Two days after the murder, O'Neill met the criminal in the car park of the Submarine Bar. The garda was due to fly out to Spain on June 30 for a fortnight's holiday. “I told him I was going on holidays and I was stuck for a few bob. He gave me three or four hundred pounds,” said O'Neill. “He said that's all he had. He did not stay long. He never spent more than five or ten minutes with me because he was afraid to be seen with me. When the heat came on and John Gilligan was mentioned in the papers, I asked him [the criminal] if they were involved in the murder of Veronica Guerin.”
O'Neill accepted the criminal's assurance that they were not. He took the money, packed his bags and headed for sunny Salou with his wife, Rita Kelly, and their three children, 14-year-old John, 13-year-old Joseph and nine-year-old Jennifer. Included in his holiday fund was a loan of £2,000 from Paddy Ward, whom he had known since 1986 through football. Ward, who owns two grocery shops in west Tallaght, also gave O'Neill £100 for destroying a summons.
On his return from Spain, O'Neill again found himself in urgent need of cash. His EBS mortgage was £1,800 overdue, he was £397 in arrears to the Garda Credit Union and he owed money to the AIB in Crumlin. In early August, two months after the Guerin murder, O'Neill met Brian Meehan in a field off Beechfield Road. “I knew Meehan was a criminal. Meehan told me he was putting me on the payroll at £500 per week for looking after himself, Peter Mitchell and Paul Ward.” In return, O'Neill agreed to “look after summonses” and keep Meehan informed of garda developments in the Guerin murder investigation. “I was to look out for anything being said officially, or if there was going to be any surveillance put on them. I agreed to do this but I didn't do it, nor had I the means to do it,” said O'Neill.

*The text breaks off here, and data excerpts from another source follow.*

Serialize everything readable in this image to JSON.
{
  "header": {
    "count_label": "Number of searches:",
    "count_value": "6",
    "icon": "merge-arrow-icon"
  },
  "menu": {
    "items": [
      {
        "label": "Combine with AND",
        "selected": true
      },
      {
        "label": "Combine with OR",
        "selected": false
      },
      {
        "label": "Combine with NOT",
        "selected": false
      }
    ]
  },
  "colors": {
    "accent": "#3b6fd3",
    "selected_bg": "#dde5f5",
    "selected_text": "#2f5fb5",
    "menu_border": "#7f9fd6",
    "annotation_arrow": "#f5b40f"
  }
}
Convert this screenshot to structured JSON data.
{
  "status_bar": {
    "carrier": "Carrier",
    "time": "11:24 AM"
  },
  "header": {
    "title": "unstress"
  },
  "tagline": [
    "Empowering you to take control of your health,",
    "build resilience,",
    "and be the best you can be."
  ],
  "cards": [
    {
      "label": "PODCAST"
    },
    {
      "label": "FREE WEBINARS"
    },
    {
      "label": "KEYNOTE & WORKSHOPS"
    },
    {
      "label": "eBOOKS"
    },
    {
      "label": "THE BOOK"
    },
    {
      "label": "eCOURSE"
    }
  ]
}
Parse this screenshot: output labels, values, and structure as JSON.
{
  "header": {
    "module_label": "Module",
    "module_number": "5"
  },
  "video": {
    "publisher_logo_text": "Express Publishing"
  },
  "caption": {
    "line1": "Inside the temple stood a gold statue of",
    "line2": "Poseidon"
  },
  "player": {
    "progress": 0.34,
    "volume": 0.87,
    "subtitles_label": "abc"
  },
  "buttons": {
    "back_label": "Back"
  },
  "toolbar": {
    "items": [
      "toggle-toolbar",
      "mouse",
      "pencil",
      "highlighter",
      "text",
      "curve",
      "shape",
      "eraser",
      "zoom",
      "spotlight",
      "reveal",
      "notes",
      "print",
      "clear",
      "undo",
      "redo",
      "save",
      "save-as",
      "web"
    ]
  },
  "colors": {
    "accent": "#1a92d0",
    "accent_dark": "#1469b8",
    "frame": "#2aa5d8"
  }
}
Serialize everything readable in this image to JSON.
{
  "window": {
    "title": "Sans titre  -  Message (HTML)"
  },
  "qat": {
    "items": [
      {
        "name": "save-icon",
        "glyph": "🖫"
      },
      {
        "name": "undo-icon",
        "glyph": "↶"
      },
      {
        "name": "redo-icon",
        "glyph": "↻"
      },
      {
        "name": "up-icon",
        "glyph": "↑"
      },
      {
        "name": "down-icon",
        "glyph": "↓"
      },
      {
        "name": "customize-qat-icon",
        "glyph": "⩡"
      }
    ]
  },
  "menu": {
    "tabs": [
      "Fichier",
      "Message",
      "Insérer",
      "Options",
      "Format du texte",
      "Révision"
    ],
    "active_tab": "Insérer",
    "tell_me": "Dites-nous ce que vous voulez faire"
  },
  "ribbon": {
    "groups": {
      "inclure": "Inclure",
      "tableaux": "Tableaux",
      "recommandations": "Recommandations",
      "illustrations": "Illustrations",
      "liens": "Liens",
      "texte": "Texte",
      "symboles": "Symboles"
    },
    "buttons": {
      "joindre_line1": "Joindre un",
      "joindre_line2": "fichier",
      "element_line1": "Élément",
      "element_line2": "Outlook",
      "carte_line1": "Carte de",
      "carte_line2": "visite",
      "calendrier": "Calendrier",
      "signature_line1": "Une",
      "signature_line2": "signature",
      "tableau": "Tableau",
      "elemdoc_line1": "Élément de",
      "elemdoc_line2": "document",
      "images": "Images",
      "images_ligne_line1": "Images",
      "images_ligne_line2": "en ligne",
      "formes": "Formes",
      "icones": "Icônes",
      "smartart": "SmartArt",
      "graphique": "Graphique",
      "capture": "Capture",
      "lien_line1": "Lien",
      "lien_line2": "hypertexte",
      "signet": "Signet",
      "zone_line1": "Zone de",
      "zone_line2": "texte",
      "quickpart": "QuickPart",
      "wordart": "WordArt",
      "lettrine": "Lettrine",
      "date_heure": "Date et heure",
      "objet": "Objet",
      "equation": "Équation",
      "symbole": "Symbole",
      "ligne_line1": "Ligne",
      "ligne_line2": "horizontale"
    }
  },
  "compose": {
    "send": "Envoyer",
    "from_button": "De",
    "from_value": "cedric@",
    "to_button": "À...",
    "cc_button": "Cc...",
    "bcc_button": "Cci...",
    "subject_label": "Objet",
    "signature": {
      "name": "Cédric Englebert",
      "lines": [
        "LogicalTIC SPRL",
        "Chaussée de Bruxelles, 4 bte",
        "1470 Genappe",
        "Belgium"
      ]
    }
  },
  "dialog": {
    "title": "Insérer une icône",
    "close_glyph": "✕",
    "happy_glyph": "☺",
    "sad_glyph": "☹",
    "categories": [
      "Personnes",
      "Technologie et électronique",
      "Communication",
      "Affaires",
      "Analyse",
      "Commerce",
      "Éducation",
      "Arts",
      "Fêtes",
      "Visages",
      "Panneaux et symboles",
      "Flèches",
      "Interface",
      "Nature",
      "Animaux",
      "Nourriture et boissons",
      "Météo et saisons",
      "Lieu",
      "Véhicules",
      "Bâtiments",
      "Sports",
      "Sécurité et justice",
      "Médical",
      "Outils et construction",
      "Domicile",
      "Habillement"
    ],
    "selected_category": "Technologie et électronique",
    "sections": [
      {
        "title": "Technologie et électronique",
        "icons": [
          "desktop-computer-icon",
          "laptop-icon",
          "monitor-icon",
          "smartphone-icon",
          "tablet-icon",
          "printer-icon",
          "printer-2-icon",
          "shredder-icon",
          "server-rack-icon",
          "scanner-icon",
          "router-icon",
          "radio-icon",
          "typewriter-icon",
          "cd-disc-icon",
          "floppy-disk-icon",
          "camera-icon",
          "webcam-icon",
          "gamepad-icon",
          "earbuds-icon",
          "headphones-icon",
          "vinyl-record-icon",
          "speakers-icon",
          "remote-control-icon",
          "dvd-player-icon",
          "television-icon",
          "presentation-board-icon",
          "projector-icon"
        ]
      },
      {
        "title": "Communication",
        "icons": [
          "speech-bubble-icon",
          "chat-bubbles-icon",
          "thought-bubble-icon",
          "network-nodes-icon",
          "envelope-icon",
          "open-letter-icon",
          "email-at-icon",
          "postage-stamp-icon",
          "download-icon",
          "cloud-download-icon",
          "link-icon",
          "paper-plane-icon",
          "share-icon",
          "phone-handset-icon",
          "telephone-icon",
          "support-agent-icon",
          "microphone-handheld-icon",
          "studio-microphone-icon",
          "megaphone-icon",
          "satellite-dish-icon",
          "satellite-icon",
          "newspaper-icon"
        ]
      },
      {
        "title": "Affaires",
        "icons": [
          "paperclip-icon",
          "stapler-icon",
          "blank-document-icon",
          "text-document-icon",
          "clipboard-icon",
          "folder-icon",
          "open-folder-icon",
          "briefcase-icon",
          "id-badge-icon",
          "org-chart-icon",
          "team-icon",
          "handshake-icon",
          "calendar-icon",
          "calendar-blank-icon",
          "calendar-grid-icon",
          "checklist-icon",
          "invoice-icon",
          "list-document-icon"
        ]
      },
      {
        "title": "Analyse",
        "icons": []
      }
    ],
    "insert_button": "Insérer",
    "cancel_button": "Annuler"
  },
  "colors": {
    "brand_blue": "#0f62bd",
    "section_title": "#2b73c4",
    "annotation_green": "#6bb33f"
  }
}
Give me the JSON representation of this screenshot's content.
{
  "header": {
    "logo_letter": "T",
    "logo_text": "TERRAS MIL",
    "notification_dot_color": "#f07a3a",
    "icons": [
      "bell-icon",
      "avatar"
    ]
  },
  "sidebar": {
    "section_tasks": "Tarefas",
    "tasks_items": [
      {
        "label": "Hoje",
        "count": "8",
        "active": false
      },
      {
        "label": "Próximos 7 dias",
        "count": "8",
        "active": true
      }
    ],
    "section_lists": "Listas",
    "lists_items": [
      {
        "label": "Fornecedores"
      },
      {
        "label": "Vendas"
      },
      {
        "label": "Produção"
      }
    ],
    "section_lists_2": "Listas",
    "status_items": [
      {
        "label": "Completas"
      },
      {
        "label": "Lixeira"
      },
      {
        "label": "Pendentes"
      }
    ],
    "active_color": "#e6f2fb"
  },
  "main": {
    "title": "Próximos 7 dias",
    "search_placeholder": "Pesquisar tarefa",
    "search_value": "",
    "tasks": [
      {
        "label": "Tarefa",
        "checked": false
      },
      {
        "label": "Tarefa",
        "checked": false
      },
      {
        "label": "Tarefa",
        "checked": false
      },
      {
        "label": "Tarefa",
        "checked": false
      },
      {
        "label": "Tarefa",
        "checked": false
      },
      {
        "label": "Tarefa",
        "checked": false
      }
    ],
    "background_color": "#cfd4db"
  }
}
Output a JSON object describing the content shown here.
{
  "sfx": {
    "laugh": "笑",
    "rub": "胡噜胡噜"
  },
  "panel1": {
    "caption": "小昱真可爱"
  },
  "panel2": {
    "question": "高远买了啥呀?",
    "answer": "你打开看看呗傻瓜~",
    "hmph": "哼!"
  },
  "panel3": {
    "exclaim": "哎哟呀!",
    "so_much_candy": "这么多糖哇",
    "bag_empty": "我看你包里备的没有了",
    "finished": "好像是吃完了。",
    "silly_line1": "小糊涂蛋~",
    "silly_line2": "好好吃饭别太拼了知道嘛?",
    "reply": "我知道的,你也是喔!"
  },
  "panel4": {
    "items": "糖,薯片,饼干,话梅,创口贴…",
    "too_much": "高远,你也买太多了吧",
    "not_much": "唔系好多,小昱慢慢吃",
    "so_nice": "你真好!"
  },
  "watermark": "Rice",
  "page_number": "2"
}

“All the monies I got was always in cash. On some occasions I lodged some of the money and paid bills with the rest. I lodged either £2,000 or £3,000 of the money I got from Tony Long in the AIB in Tallaght.” In his statement of October 17, O'Neill admitted that he knew the calibre of the people he was dealing with, “but the availability of money to get myself out of trouble attracted me.”
“He made a frank confession,” recalled a detective, “but only when he knew there was no way out.” O'Neill resigned from the force at 3.10pm on October 18, 1996. The following night, he was brought to Dublin District Court and charged with perverting the course of justice, with accepting bribes of £16,100 and with firearms offences. O'Neill was sentenced to four and a half years, but this will be reviewed in October 1999. Effectively, he may serve just 18 months in prison.
From his first court appearance until his conviction on Friday April 3, 1998, ex-garda John O'Neill worked at a couple of casual jobs, mainly driving. One of them entailed working for a hacker, delivering Independent Group newspapers.